If you’ve ever read a Shakespearian sonnet, you’ve read several lines of iambic pentameter. If you have no idea what that means, then take some reassurance in knowing that it didn’t stop you from reading the poem, and hopefully it didn’t stop you from appreciating Shakespeare’s skill. To truly understand and appreciate poetry, and especially to write successful poetry of your own, you’ll need a good understanding of things like meter, form and feet. A good basic understanding of these terms is the perfect place to start.
An iamb is a pair of syllables, like “the dog.” When you say or hear “the dog,” the first word “the” isn’t stressed. But “dog” is stressed. It’s pronounced | the DOG |, not |THE dog|. That pattern (the DOG, ba BUM) is known as an iamb. A line made up of nothing but iambs would sound like the DOG the DOG the DOG the DOG, etc.
Pentameter refers to how many feet (an iamb is a type of foot) are in the line. If the following were examples of iambic pentameter poetry, they would read like this:
| the DOG | the DOG | the DOG | the DOG | the DOG
Note that the iamb, the DOG, was repeated 5 times, for the penta part of pentameter. At its most basic, that’s an example of iambic pentameter: 5 feet made up of iambs.
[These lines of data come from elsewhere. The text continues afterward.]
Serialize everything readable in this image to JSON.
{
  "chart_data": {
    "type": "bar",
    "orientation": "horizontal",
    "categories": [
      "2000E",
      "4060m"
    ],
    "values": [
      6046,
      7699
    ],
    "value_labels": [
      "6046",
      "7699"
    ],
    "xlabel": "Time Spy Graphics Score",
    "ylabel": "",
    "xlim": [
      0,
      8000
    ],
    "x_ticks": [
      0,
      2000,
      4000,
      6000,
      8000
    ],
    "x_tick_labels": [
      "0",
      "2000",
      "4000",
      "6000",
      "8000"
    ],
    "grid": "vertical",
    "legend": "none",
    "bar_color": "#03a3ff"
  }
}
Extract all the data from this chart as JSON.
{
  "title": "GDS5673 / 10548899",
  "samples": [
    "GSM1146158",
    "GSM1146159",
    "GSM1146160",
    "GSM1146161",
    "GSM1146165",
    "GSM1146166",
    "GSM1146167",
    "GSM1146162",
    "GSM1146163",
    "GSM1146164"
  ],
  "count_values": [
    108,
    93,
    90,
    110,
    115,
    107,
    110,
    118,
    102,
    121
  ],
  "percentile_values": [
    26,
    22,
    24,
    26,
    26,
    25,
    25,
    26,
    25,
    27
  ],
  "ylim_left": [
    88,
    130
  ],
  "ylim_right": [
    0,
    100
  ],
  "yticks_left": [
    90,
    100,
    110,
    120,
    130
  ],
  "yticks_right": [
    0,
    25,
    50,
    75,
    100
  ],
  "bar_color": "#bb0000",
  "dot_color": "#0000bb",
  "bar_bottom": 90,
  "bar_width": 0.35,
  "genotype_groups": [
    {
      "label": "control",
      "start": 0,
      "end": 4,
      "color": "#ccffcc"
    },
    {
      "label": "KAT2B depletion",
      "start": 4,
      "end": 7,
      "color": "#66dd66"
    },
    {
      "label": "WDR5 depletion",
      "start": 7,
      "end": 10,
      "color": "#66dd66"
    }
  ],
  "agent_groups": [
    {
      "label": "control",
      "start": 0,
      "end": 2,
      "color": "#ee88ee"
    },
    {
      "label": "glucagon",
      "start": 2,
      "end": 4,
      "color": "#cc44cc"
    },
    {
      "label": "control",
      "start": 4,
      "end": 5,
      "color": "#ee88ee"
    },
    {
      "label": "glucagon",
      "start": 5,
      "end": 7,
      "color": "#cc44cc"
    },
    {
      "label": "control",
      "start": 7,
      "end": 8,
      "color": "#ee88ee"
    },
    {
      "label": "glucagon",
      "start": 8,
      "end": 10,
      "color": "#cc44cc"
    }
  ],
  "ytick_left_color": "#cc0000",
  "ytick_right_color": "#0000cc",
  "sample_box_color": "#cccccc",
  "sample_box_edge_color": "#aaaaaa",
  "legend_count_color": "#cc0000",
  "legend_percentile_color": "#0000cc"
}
If | the DOG| were repeated only three times, it would be iambic trimeter, four times would make it tetrameter, and so forth. You can find many examples of this type of poetry construction in many poets’ works, but none seemed to use it as often and as freely as William Shakespeare. He used it liberally in his many sonnets, and even wrote lines of dialogue in his plays with this rhythm. And to think, all these years you have been appreciating these great works of literature without even having an iambic pentameter definition. It can only get better from here.